É bom ser XAVANTE!

Acredito que a meta maior desta vida é sermos felizes. Tudo o que fazemos ou deixamos de fazer tem por finalidade nos dar um pouco de felicidade. Somos viciados em felicidade. Ser feliz é tão necessário e inerente a espécie humana, que o contrário deste sentimento é classificado como doença. O que muda de pessoa para pessoa é o que as tornam felizes ou os métodos para alcançar a felicidade. O torcedor de futebol nos propicia alguns exemplos.

Há aqueles que procuram torcer para clubes grandes, com chances reais de serem campeões. As vezes torcem para um clube de cada localidade. Possuem vários times ao redor do mundo. Outras vezes até trocam de clube de um ano para o outro. Escolhem sempre o de maior chance de ser campeão. Preferem a segurança. Não arriscam. Jamais viveriam dez anos a mil. Preferem a eternidade da mesmice. Uma vida confortável, mesmo que sem paixão. É como o cara que se relaciona com a mulher possível, não a desejável. São almas sem brilho. Tentam aparentar felicidade.

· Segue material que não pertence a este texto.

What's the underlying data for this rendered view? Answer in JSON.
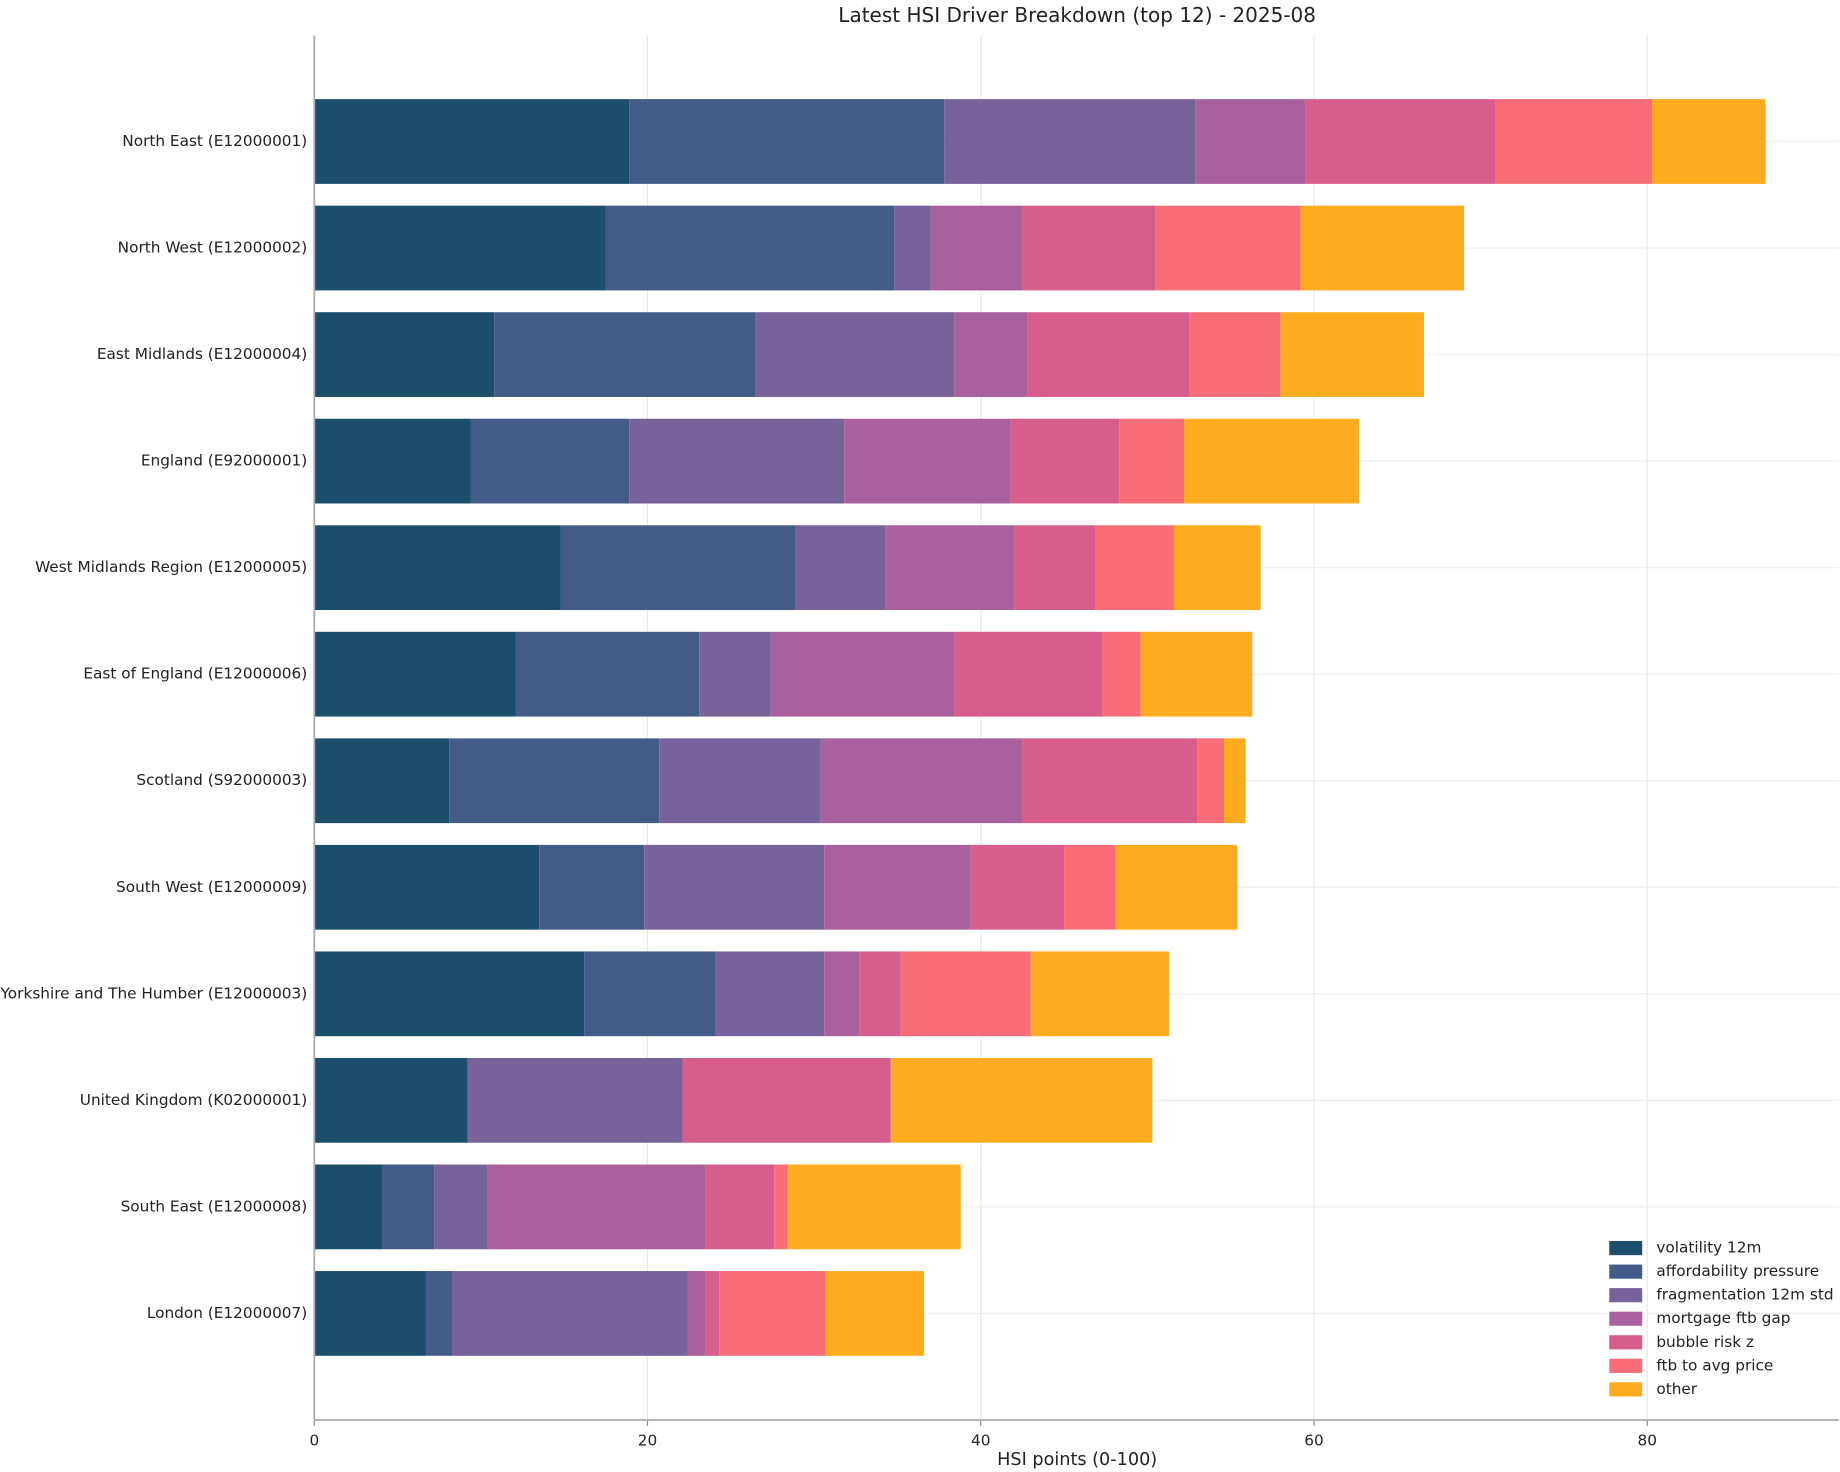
{
  "chart_data": {
    "type": "stacked_barh",
    "title": "Latest HSI Driver Breakdown (top 12) - 2025-08",
    "x_label": "HSI points (0-100)",
    "categories": [
      "North East (E12000001)",
      "North West (E12000002)",
      "East Midlands (E12000004)",
      "England (E92000001)",
      "West Midlands Region (E12000005)",
      "East of England (E12000006)",
      "Scotland (S92000003)",
      "South West (E12000009)",
      "Yorkshire and The Humber (E12000003)",
      "United Kingdom (K02000001)",
      "South East (E12000008)",
      "London (E12000007)"
    ],
    "series": [
      {
        "name": "volatility 12m",
        "color": "#1b4f6b",
        "values": [
          18.9,
          17.5,
          10.8,
          9.4,
          14.8,
          12.1,
          8.1,
          13.5,
          16.2,
          9.2,
          4.1,
          6.7
        ]
      },
      {
        "name": "affordability pressure",
        "color": "#445b87",
        "values": [
          18.9,
          17.3,
          15.7,
          9.5,
          14.1,
          11.0,
          12.6,
          6.3,
          7.9,
          0,
          3.1,
          1.6
        ]
      },
      {
        "name": "fragmentation 12m std",
        "color": "#77629a",
        "values": [
          15.1,
          2.2,
          11.9,
          12.9,
          5.4,
          4.3,
          9.7,
          10.8,
          6.5,
          12.9,
          3.2,
          14.1
        ]
      },
      {
        "name": "mortgage ftb gap",
        "color": "#a9619d",
        "values": [
          6.6,
          5.5,
          4.4,
          10.0,
          7.7,
          11.0,
          12.1,
          8.8,
          2.1,
          0,
          13.1,
          1.1
        ]
      },
      {
        "name": "bubble risk z",
        "color": "#d75e8c",
        "values": [
          11.4,
          8.0,
          9.7,
          6.5,
          4.9,
          8.9,
          10.5,
          5.6,
          2.5,
          12.5,
          4.1,
          0.8
        ]
      },
      {
        "name": "ftb to avg price",
        "color": "#f86d78",
        "values": [
          9.4,
          8.7,
          5.5,
          3.9,
          4.7,
          2.3,
          1.6,
          3.1,
          7.8,
          0,
          0.8,
          6.4
        ]
      },
      {
        "name": "other",
        "color": "#fdab1f",
        "values": [
          6.8,
          9.8,
          8.6,
          10.5,
          5.2,
          6.7,
          1.3,
          7.3,
          8.3,
          15.7,
          10.4,
          5.9
        ]
      }
    ],
    "xlim": [
      0,
      91.5
    ],
    "xticks": [
      0,
      20,
      40,
      60,
      80
    ],
    "grid": true,
    "legend": "lower right"
  }
}
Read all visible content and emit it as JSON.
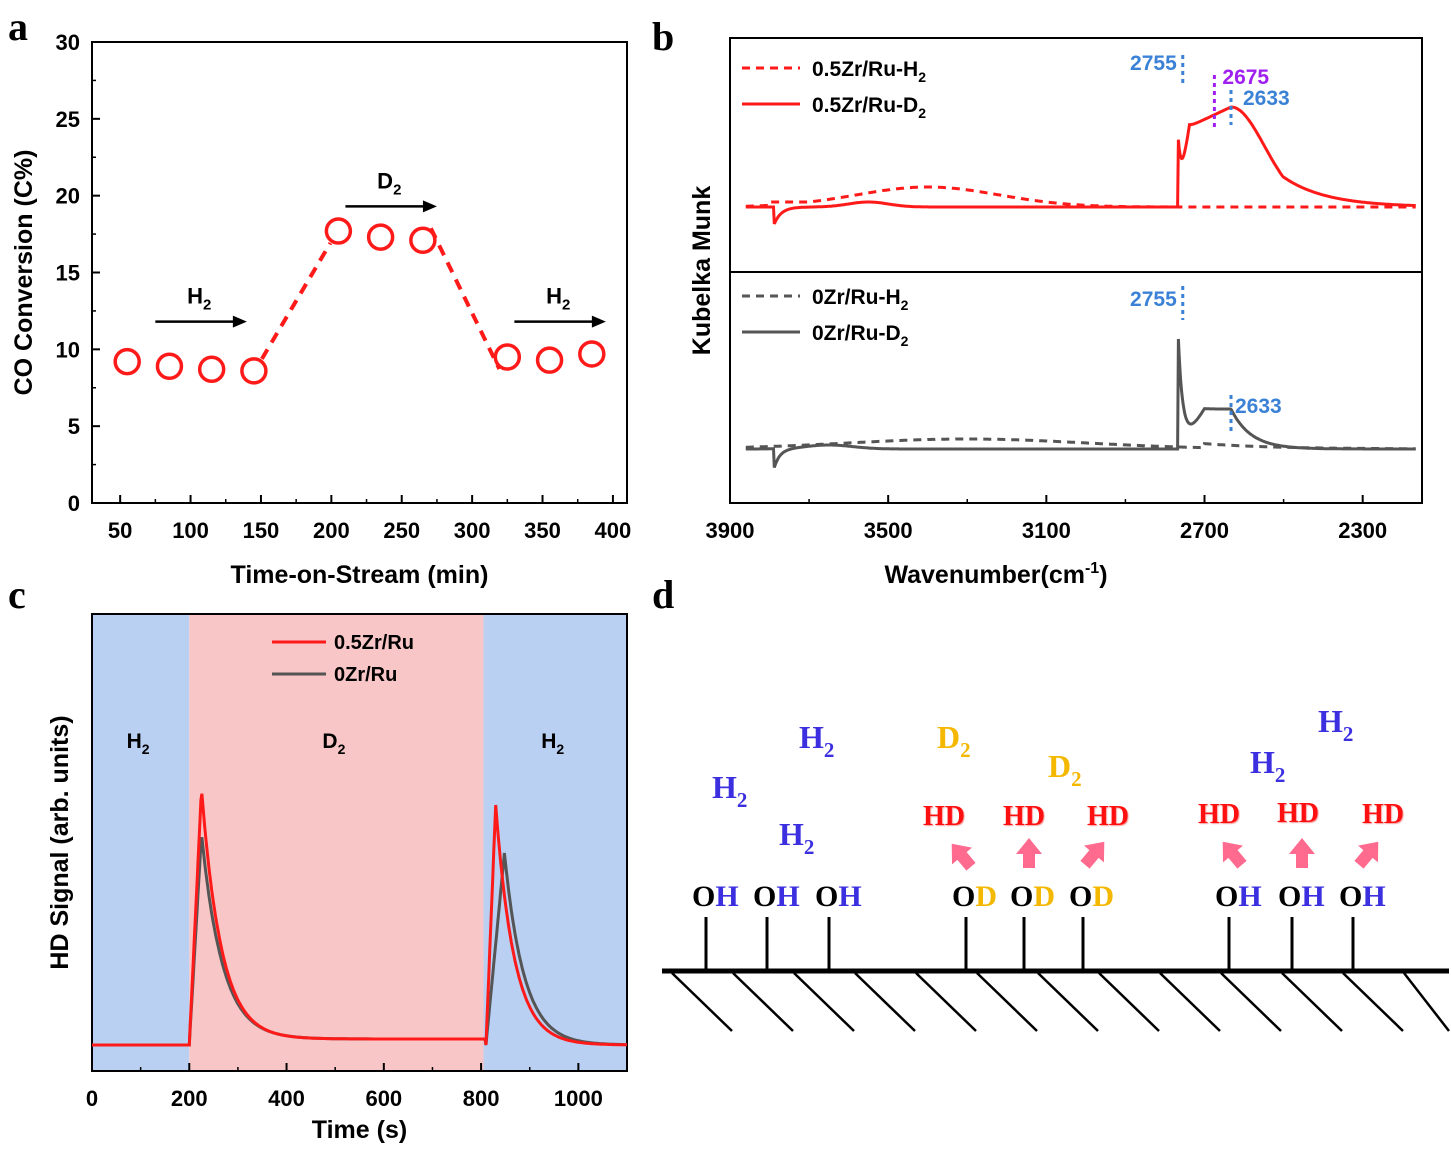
{
  "panel_letters": {
    "a": "a",
    "b": "b",
    "c": "c",
    "d": "d"
  },
  "chart_data": [
    {
      "panel": "a",
      "type": "scatter",
      "xlabel": "Time-on-Stream (min)",
      "ylabel": "CO Conversion (C%)",
      "xlim": [
        30,
        410
      ],
      "ylim": [
        0,
        30
      ],
      "xticks": [
        50,
        100,
        150,
        200,
        250,
        300,
        350,
        400
      ],
      "yticks": [
        0,
        5,
        10,
        15,
        20,
        25,
        30
      ],
      "color": "#ff1a1a",
      "series": [
        {
          "x": [
            55,
            85,
            115,
            145,
            205,
            235,
            265,
            325,
            355,
            385
          ],
          "values": [
            9.2,
            8.9,
            8.7,
            8.6,
            17.7,
            17.3,
            17.1,
            9.5,
            9.3,
            9.7
          ]
        }
      ],
      "dashed_connectors": [
        [
          145,
          8.6,
          205,
          17.7
        ],
        [
          265,
          17.1,
          325,
          9.5
        ]
      ],
      "annotations": [
        {
          "label": "H",
          "sub": "2",
          "x1": 75,
          "x2": 140,
          "y": 11.8
        },
        {
          "label": "D",
          "sub": "2",
          "x1": 210,
          "x2": 275,
          "y": 19.3
        },
        {
          "label": "H",
          "sub": "2",
          "x1": 330,
          "x2": 395,
          "y": 11.8
        }
      ]
    },
    {
      "panel": "b",
      "type": "line",
      "xlabel": "Wavenumber(cm",
      "xlabel_sup": "-1",
      "xlabel_tail": ")",
      "ylabel": "Kubelka Munk",
      "xlim": [
        3900,
        2150
      ],
      "xticks": [
        3900,
        3500,
        3100,
        2700,
        2300
      ],
      "top": {
        "legend": [
          {
            "name": "0.5Zr/Ru-H",
            "sub": "2",
            "style": "dashed",
            "color": "#ff1a1a"
          },
          {
            "name": "0.5Zr/Ru-D",
            "sub": "2",
            "style": "solid",
            "color": "#ff1a1a"
          }
        ],
        "peaks": [
          {
            "label": "2755",
            "x": 2755,
            "color": "#3b82d6"
          },
          {
            "label": "2675",
            "x": 2675,
            "color": "#a020f0"
          },
          {
            "label": "2633",
            "x": 2633,
            "color": "#3b82d6"
          }
        ]
      },
      "bottom": {
        "legend": [
          {
            "name": "0Zr/Ru-H",
            "sub": "2",
            "style": "dashed",
            "color": "#555555"
          },
          {
            "name": "0Zr/Ru-D",
            "sub": "2",
            "style": "solid",
            "color": "#555555"
          }
        ],
        "peaks": [
          {
            "label": "2755",
            "x": 2755,
            "color": "#3b82d6"
          },
          {
            "label": "2633",
            "x": 2633,
            "color": "#3b82d6"
          }
        ]
      }
    },
    {
      "panel": "c",
      "type": "line",
      "xlabel": "Time (s)",
      "ylabel": "HD Signal (arb. units)",
      "xlim": [
        0,
        1100
      ],
      "xticks": [
        0,
        200,
        400,
        600,
        800,
        1000
      ],
      "regions": [
        {
          "label": "H",
          "sub": "2",
          "from": 0,
          "to": 200,
          "color": "#b9d0f2"
        },
        {
          "label": "D",
          "sub": "2",
          "from": 200,
          "to": 805,
          "color": "#f8c6c6"
        },
        {
          "label": "H",
          "sub": "2",
          "from": 805,
          "to": 1100,
          "color": "#b9d0f2"
        }
      ],
      "series": [
        {
          "name": "0.5Zr/Ru",
          "color": "#ff1a1a"
        },
        {
          "name": "0Zr/Ru",
          "color": "#555555"
        }
      ]
    }
  ],
  "panel_d": {
    "h2": "H",
    "d2": "D",
    "sub": "2",
    "hd": "HD",
    "o": "O",
    "h": "H",
    "d": "D"
  }
}
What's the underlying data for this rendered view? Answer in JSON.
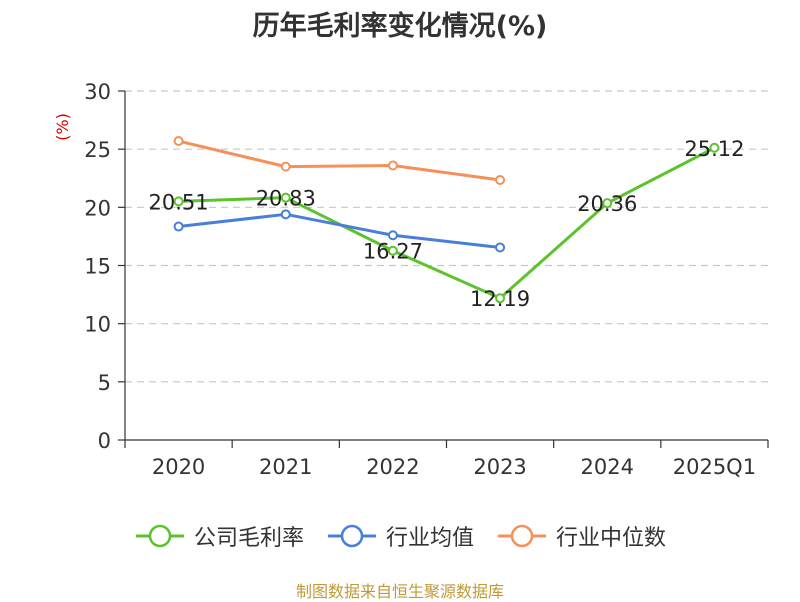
{
  "title": "历年毛利率变化情况(%)",
  "unit_label": "(%)",
  "source_note": "制图数据来自恒生聚源数据库",
  "chart_data": {
    "type": "line",
    "title": "历年毛利率变化情况(%)",
    "xlabel": "",
    "ylabel": "(%)",
    "categories": [
      "2020",
      "2021",
      "2022",
      "2023",
      "2024",
      "2025Q1"
    ],
    "ylim": [
      0,
      30
    ],
    "yticks": [
      0,
      5,
      10,
      15,
      20,
      25,
      30
    ],
    "grid": true,
    "legend_position": "bottom",
    "series": [
      {
        "name": "公司毛利率",
        "color": "#5cc22d",
        "values": [
          20.51,
          20.83,
          16.27,
          12.19,
          20.36,
          25.12
        ],
        "show_labels": true
      },
      {
        "name": "行业均值",
        "color": "#4a7fd8",
        "values": [
          18.35,
          19.4,
          17.6,
          16.55,
          null,
          null
        ],
        "show_labels": false
      },
      {
        "name": "行业中位数",
        "color": "#f5905a",
        "values": [
          25.7,
          23.5,
          23.6,
          22.35,
          null,
          null
        ],
        "show_labels": false
      }
    ],
    "data_labels": [
      "20.51",
      "20.83",
      "16.27",
      "12.19",
      "20.36",
      "25.12"
    ]
  }
}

Outros, torcem para um clube sem expressão, mas o projetam como se fosse um dos grandes. Possuem dificuldade em enxergar a realidade. Iludem-se e frequentemente são vítimas de ilusões. Almejam o inalcançável e passam a vida divagando e produzindo teorias da conspiração para o fracasso diário. Fabricam títulos, inventam estatísticas, publicam frases de efeito, declaram fatos sem qualquer paralelo com a realidade, tentam, inclusive, alterar a sua própria história. É como o cara que é apaixonado pela mais linda prostituta do bordel e jura para todos que ela lhe dá atenção por amor. Mas a verdade crua não é segredo. Sem o seu dinheiro ela nem falaria com ele. Normalmente são frustrados e não entendem como alguém pode ser feliz em um relacionamento. São almas aflitas, dignas de pena. Frequentemente apresentam quadros de inveja, depressão e revolta. Difícil de serem felizes.

 Um terceiro grupo de torcedores sabe que provavelmente o seu clube não estará entre os grandes. Eventualmente até poderá superar-se e conquistar algo extraordinário. Mas também sabe que isto embora possa ser grandioso e que lhe trará grande felicidade, não é o que lhe cativa. A felicidade real que procura é aquela construída no transcorrer da vida, abastecendo-se aos poucos, a cada momento, dos bons momentos vividos. Os torcedores deste grupo, em lugar de passarem a vida procurando ou esperando pela grande felicidade, provavelmente sem encontrá-la, se fazem felizes no dia a dia. Não precisam explicar nada. São livres. São torcedores que se regozijam com um título, sim, mas não fazem disto a razão de sua existência. Entendem que a felicidade está, mais do que em vencer, em viver cada apresentação de seu time. A verdadeira felicidade está na relação entre ele, torcedor, e o seu time. É o cara que escolhe a mulher para completar-se. É troca e não compra. É opção e não obrigação. São almas libertas.

 Nós, torcedores do Grêmio Esportivo Brasil, valorizamos as nossas conquistas. Até porque normalmente foram frutos de muito suor, angústia e sofrimento. Temos orgulho do que construímos e conquistamos. Temos história, sabemos de onde viemos e para onde queremos ir. Não precisamos inventar nada. Somos o que somos e somos felizes.

 Mas o orgulho maior, o que realmente tem valor, o que nos traz felicidade, não está no número de estrelas. Mas é estar lá, em um dos degraus da arquibancada, não interessa qual, torcendo, vibrando e gritando “Avante com todo o Esquadrão”.

 A felicidade está no simples fato de sermos Xavantes, porque ser XAVANTE é bom.